- Education: Minia University Cairo University, Ain Shams University
- Occupations: Academician, Researcher, Scientist

= Alfaisal A. Hasan =

Egyptian professor of Engineering Mathematics

Alfaisal A. Hasan is an Egyptian professor of engineering mathematics at the Department of Basic & Applied Science in the College of Engineering and Technology Arab Academy for Science, Technology and Maritime Transport – Ganoub Alwadi Branch (AASTMT). He is the dean of admission and registration, the vice dean of educational affairs and the head of Basic and Applied sciences Department of the same institution.

== Education ==
Hasan obtained his B.Sc. civil engineering at Minia University in 1999. He moved to Cairo University for his M.Sc. and graduated in 2006 with M.Sc. engineering mathematics. He moved to Ain Shams University, where he graduated in 2009 with the latter course.

== Career ==
In 2010, he became an assistant professor at Basic and Applied Sciences Department Arab Academy for Science and Technology and Maritime Transport-Ganoub Alwadi Branch (AASTMT). In 2014, he became an associate professor and in the same year, he was appointed as the vice director for administrative affairs of the institution. In 2016, he was appointed as the vice dean of educational affairs. In 2017, he became a professor of engineering mathematics and he was appointed as the dean of admission and registration of the institution

== Awards ==

In 2011, he received the AASTMT outstanding scientific research award for distinguished publications in international and highly recognized periodicals and he also received the award from 2012 to 2016. In 2019, he received Professor Dr Attia Ashor Award in Mathematics given by Academy of Scientific Research, Egypt. In 2019, he was awarded Professor Dr Amin Lofty Award in Mathematics given by the same society and in the same year, he also received The Minister of Interior Excellence award for First Place Best Consultant and Expert

==Memberships==
He is a member of Egyptian Engineering Syndicate since 1999, International Egyptian Engineering Mathematical Society (IEEMS), International Association of Engineers (IAENG), World Academy of Science, Engineering and Technology (WASET), The Egyptian Mathematical Society (EMS), IAENG Society of Bioinformatics, IAENG Society of Electrical Engineering and IAENG Society of Mechanical Engineering.

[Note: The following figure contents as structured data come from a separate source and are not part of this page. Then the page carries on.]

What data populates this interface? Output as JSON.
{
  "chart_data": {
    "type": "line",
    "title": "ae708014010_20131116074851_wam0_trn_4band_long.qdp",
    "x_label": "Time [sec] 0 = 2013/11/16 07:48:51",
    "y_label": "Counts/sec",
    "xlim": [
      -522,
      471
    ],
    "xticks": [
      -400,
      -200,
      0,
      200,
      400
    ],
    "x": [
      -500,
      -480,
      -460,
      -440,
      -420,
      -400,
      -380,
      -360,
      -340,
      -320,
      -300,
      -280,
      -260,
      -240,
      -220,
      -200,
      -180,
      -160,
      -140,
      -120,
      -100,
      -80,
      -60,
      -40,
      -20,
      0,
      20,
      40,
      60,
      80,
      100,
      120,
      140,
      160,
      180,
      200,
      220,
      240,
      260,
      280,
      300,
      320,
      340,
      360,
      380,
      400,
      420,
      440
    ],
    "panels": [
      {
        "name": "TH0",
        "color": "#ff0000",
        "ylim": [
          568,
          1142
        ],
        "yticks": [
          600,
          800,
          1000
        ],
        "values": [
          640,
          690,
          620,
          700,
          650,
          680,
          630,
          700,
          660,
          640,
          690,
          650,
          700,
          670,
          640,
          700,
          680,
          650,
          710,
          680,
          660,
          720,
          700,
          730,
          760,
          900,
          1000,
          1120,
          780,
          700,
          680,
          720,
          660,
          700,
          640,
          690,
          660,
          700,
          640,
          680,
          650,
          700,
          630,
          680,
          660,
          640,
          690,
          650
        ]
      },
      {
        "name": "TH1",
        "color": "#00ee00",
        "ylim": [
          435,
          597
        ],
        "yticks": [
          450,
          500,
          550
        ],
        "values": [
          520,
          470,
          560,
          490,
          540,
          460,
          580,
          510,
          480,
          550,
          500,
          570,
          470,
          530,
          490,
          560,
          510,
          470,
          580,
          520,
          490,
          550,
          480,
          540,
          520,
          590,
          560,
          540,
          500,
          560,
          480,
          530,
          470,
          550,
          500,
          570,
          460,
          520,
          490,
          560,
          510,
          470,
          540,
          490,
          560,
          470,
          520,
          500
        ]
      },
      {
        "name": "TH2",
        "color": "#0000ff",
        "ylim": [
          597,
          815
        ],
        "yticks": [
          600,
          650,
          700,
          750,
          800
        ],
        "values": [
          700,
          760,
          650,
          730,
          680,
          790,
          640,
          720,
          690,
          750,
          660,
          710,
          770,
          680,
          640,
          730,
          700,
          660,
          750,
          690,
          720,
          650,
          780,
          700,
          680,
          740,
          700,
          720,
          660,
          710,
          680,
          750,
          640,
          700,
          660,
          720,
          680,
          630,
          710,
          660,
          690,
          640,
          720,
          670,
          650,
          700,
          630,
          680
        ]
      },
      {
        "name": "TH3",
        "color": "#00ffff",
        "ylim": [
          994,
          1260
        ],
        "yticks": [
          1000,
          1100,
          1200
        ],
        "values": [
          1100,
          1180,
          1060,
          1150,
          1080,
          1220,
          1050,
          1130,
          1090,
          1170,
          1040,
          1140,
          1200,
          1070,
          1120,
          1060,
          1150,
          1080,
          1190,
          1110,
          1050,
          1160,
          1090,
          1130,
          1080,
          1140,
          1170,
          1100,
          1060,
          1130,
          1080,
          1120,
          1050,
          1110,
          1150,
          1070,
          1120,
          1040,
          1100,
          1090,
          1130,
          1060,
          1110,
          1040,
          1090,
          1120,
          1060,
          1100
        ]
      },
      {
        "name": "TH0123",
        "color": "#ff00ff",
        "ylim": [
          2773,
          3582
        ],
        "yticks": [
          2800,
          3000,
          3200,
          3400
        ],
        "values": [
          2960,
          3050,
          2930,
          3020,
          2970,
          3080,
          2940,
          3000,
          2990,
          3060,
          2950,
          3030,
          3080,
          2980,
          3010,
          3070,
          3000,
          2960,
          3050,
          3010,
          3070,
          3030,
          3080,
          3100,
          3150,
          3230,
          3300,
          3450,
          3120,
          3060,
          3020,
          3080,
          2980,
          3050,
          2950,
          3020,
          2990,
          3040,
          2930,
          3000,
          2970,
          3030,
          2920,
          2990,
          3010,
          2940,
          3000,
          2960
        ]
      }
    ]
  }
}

He is also a member and editor of European Journal of Biophysics and a Reviewer of Applied Mathematical Modelling (Elsevier), International Journal of Applied Mathematics and Mechanics (IJAMM), British Journal of Mathematics & Computer Science, Journal of Mathematical Research and Applications (JMRA), Journal of Advanced Research in Applied Mathematics (JARAM), European Journal of Environmental and Civil Engineering, and Journal of Hydrodynamics, Ser. B (Elsevier) and Bulgarian Chemical Communications.